Investigating addiction’s outsized role in America’s social struggles

Picture of Teresa Sforza
Investigating addiction’s outsized role in America’s social struggles
(Photo: Camilla Nilsson via Creative Commons/Flickr)

More than two years ago, my colleagues and I at the Southern California News Group started hearing mind-blowing stories about young drug users being lured to California, signed up for PPO insurance plans, paid to enter addiction treatment in loosely regulated private rehabs, then given drugs so they could “test dirty” and start the lucrative insurance billing cycle over again. Our “Rehab Riviera” reports started the addiction treatment reform ball rolling in California, and we’re gratified that it’s gaining momentum under a new governor.

Now, everyone knows that as you report one story, you stumble upon a thousand others. Many of these young users were of childbearing age, raising questions. Statistics from the state showed that the number of babies born drug-exposed in California had skyrocketed, nearly tripling over the course of a decade. What, we wondered, happened to these children and their parents? We were very lucky to get a grant from the inaugural USC Annenberg Center for Health Journalism Impact Fund last year to pursue the answers to those questions, which resulted in the five-part “Born on Drugs” series. It turns out that an overwhelming majority of the kids in foster care have parents struggling with substance abuse issues — a trend the state of California is hesitant to document.

So, while we were reporting “Born on Drugs,” we came upon more statistics, showing that the overwhelming majority of kids who died or were injured due to abuse and neglect lived in families that were already on the radar of California’s child protection system. In a pendulum swing from the “crack-baby craze” of the 1980s — when officials quickly removed kids from their struggling parents and put them up for adoption — officials now strain to keep families together. Most of the time, they make the right call and kids are safe. But sometimes, they’re wrong.

A few horrific cases make headlines, but blame is often targeted at social workers who are painted as somehow neglecting their duty, rather than at a system that strives first for family preservation. Could it be that, more than any single or group of social workers failing to do their jobs, it’s the system’s default — protecting parental rights and keeping families intact— that may be at the root of these tragedies?
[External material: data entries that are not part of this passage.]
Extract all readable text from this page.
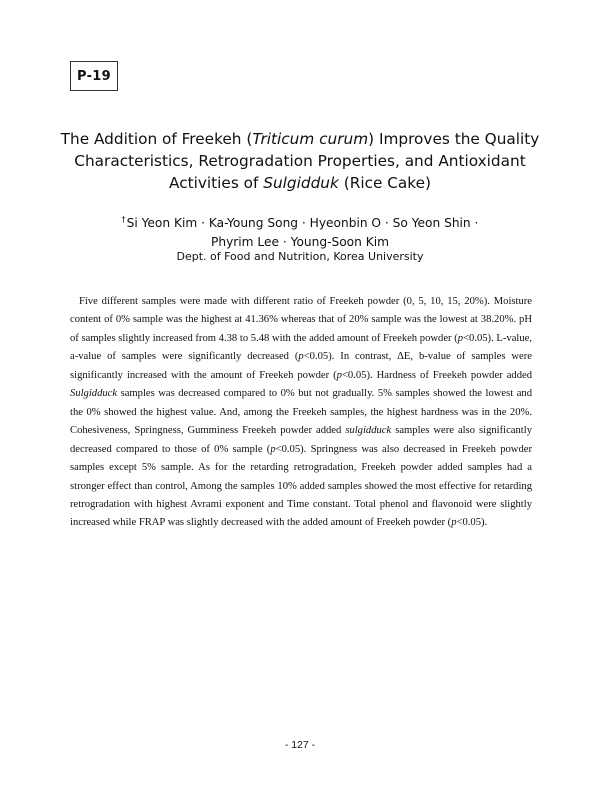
P-19
The Addition of Freekeh (Triticum curum) Improves the Quality Characteristics, Retrogradation Properties, and Antioxidant Activities of Sulgidduk (Rice Cake)
†Si Yeon Kim · Ka-Young Song · Hyeonbin O · So Yeon Shin ·
Phyrim Lee · Young-Soon Kim
Dept. of Food and Nutrition, Korea University

Five different samples were made with different ratio of Freekeh powder (0, 5, 10, 15, 20%). Moisture content of 0% sample was the highest at 41.36% whereas that of 20% sample was the lowest at 38.20%. pH of samples slightly increased from 4.38 to 5.48 with the added amount of Freekeh powder (p<0.05). L-value, a-value of samples were significantly decreased (p<0.05). In contrast, ΔE, b-value of samples were significantly increased with the amount of Freekeh powder (p<0.05). Hardness of Freekeh powder added Sulgidduck samples was decreased compared to 0% but not gradually. 5% samples showed the lowest and the 0% showed the highest value. And, among the Freekeh samples, the highest hardness was in the 20%. Cohesiveness, Springness, Gumminess Freekeh powder added sulgidduck samples were also significantly decreased compared to those of 0% sample (p<0.05). Springness was also decreased in Freekeh powder samples except 5% sample. As for the retarding retrogradation, Freekeh powder added samples had a stronger effect than control, Among the samples 10% added samples showed the most effective for retarding retrogradation with highest Avrami exponent and Time constant. Total phenol and flavonoid were slightly increased while FRAP was slightly decreased with the added amount of Freekeh powder (p<0.05).

- 127 -
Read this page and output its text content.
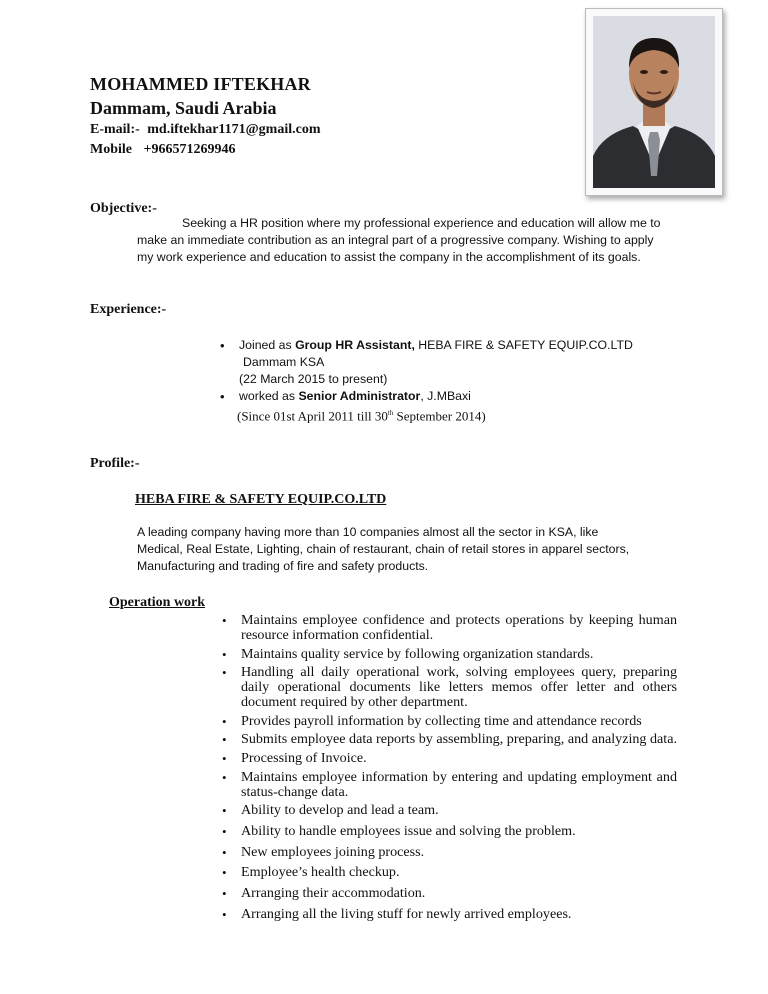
MOHAMMED IFTEKHAR
Dammam, Saudi Arabia
E-mail:- md.iftekhar1171@gmail.com
Mobile +966571269946
Objective:-
Seeking a HR position where my professional experience and education will allow me to
make an immediate contribution as an integral part of a progressive company. Wishing to apply
my work experience and education to assist the company in the accomplishment of its goals.
Experience:-
• Joined as Group HR Assistant, HEBA FIRE & SAFETY EQUIP.CO.LTD
Dammam KSA
(22 March 2015 to present)
• worked as Senior Administrator, J.MBaxi
(Since 01st April 2011 till 30th September 2014)
Profile:-
HEBA FIRE & SAFETY EQUIP.CO.LTD
A leading company having more than 10 companies almost all the sector in KSA, like
Medical, Real Estate, Lighting, chain of restaurant, chain of retail stores in apparel sectors,
Manufacturing and trading of fire and safety products.
Operation work
• Maintains employee confidence and protects operations by keeping human resource information confidential.
• Maintains quality service by following organization standards.
• Handling all daily operational work, solving employees query, preparing daily operational documents like letters memos offer letter and others document required by other department.
• Provides payroll information by collecting time and attendance records
• Submits employee data reports by assembling, preparing, and analyzing data.
• Processing of Invoice.
• Maintains employee information by entering and updating employment and status-change data.
• Ability to develop and lead a team.
• Ability to handle employees issue and solving the problem.
• New employees joining process.
• Employee’s health checkup.
• Arranging their accommodation.
• Arranging all the living stuff for newly arrived employees.
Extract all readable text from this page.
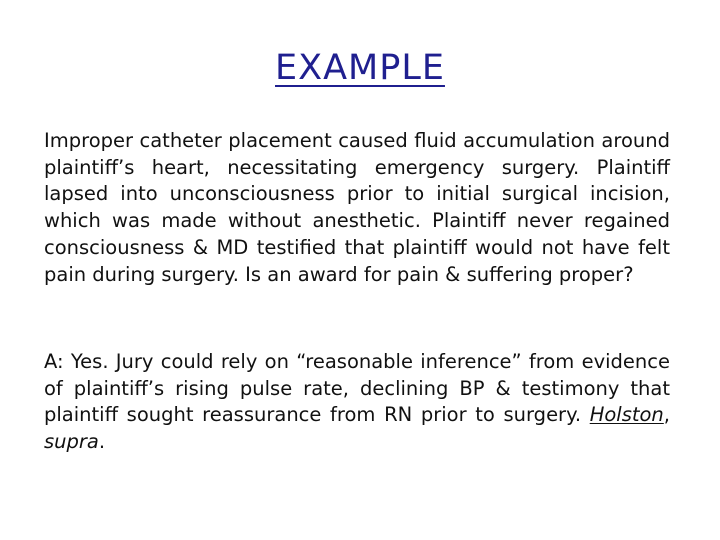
EXAMPLE

Improper catheter placement caused fluid accumulation around plaintiff’s heart, necessitating emergency surgery. Plaintiff lapsed into unconsciousness prior to initial surgical incision, which was made without anesthetic. Plaintiff never regained consciousness & MD testified that plaintiff would not have felt pain during surgery. Is an award for pain & suffering proper?

A: Yes. Jury could rely on “reasonable inference” from evidence of plaintiff’s rising pulse rate, declining BP & testimony that plaintiff sought reassurance from RN prior to surgery. Holston, supra.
It’s a debate that rages among social workers, but one that’s virtually unheard of in the greater public discourse. We want to bring this discussion front and center. But how, exactly, can we do that in a systematic, rather than anecdotal, way?

The 2019 Data Fellowship is helping us gather thousands of pages of documents that will help us see the big picture. We’ve started building a simple database, which will allow us to query the data, spot trends, and surely raise an entirely new round of questions. While we’ll be looking at data for the entire state, we’ll be focusing on Los Angeles, Orange, Riverside and San Bernardino counties.

We envision a multi-story package to run across Digital First Media properties throughout California, including the Mercury News/Bay Area News Group papers, in addition to SoCal News Group papers, which include the LA Daily News and papers in Long Beach, Torrance, Riverside and more. We also hope to tap into the expertise of USC’s School of Social Work to hold community forums on the topic, allowing parents and social workers alike to help us understand what things look like from their sides of the table. 

We’d love to hear from folks involved in the system. Please feel free to contact me at tsforza@scng.com.

And, if past is prelude, we’re sure to stumble upon the next story we’ll be compelled to chase very soon.